Historias: para sazonar bien la vida.

viernes, 28 de mayo de 2010

La muerte escandalosa


La muerte se sitúa en el umbral…Es el rasgo más humano y cultural del ántropos…en sus actitudes y creencias se distingue claramente del resto de los seres vivos”

Edgard Morin

Vanessa Vilches Norat

De pequeña me horrorizó saber que los caciques taínos eran enterrados con sus mujeres vivas. No podía conciliarme con la idea de que la mujer del cacique no tratara de escapar de su destino. Si me parecía absolutamente salvaje el rito, la aceptación de éste me indignaba. Me costó muchísimo entender la estrecha relación que hay entre el acto funerario y la vida, saber que la manera en que se interactúa con la muerte traduce la cultura. Los ritos funerarios junto al lenguaje, como ha señalado la antropología, son el signo visible de nuestra hominización. Somos humanos porque hablamos y porque enterramos a nuestros muertos. La conciencia de la muerte y de nuestra finitud la evidencia el rito mortuorio.

Los actos funerarios representan además la institucionalización de la muerte y la separación simbólica del muerto de su comunidad.

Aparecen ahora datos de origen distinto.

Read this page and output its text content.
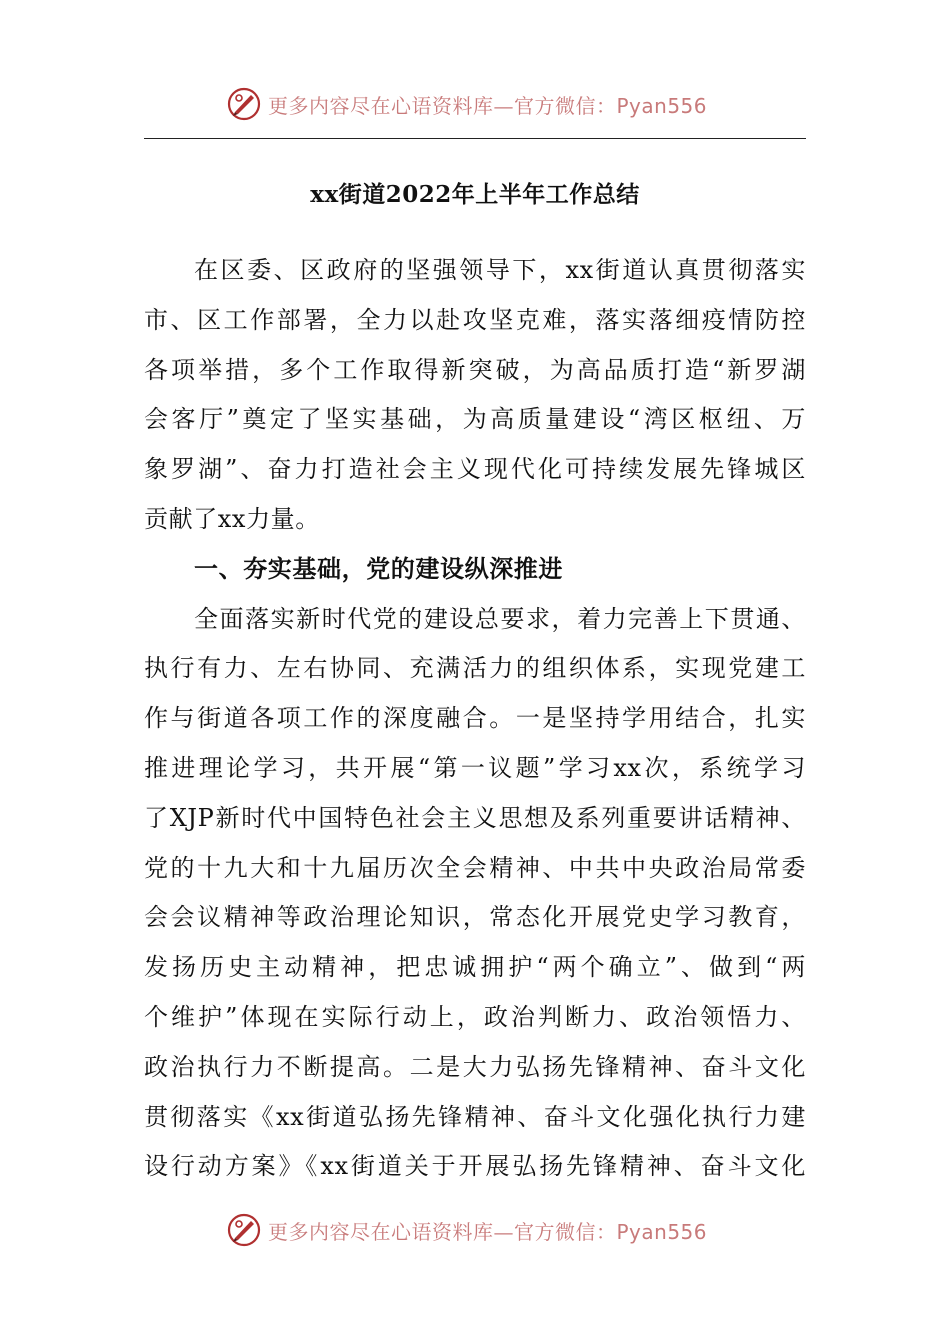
更多内容尽在心语资料库—官方微信：Pyan556
xx街道2022年上半年工作总结
在区委、区政府的坚强领导下，xx街道认真贯彻落实
市、区工作部署，全力以赴攻坚克难，落实落细疫情防控
各项举措，多个工作取得新突破，为高品质打造“新罗湖
会客厅”奠定了坚实基础，为高质量建设“湾区枢纽、万
象罗湖”、奋力打造社会主义现代化可持续发展先锋城区
贡献了xx力量。
一、夯实基础，党的建设纵深推进
全面落实新时代党的建设总要求，着力完善上下贯通、
执行有力、左右协同、充满活力的组织体系，实现党建工
作与街道各项工作的深度融合。一是坚持学用结合，扎实
推进理论学习，共开展“第一议题”学习xx次，系统学习
了XJP新时代中国特色社会主义思想及系列重要讲话精神、
党的十九大和十九届历次全会精神、中共中央政治局常委
会会议精神等政治理论知识，常态化开展党史学习教育，
发扬历史主动精神，把忠诚拥护“两个确立”、做到“两
个维护”体现在实际行动上，政治判断力、政治领悟力、
政治执行力不断提高。二是大力弘扬先锋精神、奋斗文化
贯彻落实《xx街道弘扬先锋精神、奋斗文化强化执行力建
设行动方案》《xx街道关于开展弘扬先锋精神、奋斗文化
更多内容尽在心语资料库—官方微信：Pyan556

Los inventamos para conciliarnos de la muerte, de nuestra finitud y del dolor que nos produce separarnos de nuestros queridos. He aprendido que los actos mortuorios son para quienes nos quedamos, es la forma digna de procesar el duelo. Aunque siempre parecemos complacer “la voluntad” del muerto, poco le importará al que ya no está el paradero de su cadáver.

La controversia sobre las nuevas modalidades de velorios en Puerto Rico apunta a la centralidad de la muerte en la cultura. En agosto de 2008 la funeraria Marín Funeral Home colocó parado el cadáver embalsamado de Ángel Luis Pedrito Pantojas en la sala de la casa de la abuela. Se necesitó amarrarlo a la pared por la cintura, el torso y la cabeza para lograr tan estrafalaria pose. Aseguran los familiares que esa fue la voluntad expresa del muerto, quien había dejado pago su velorio y estipulado los detalles del mismo. Ángel no quería que lo vieran en un ataúd sino parado en su casa.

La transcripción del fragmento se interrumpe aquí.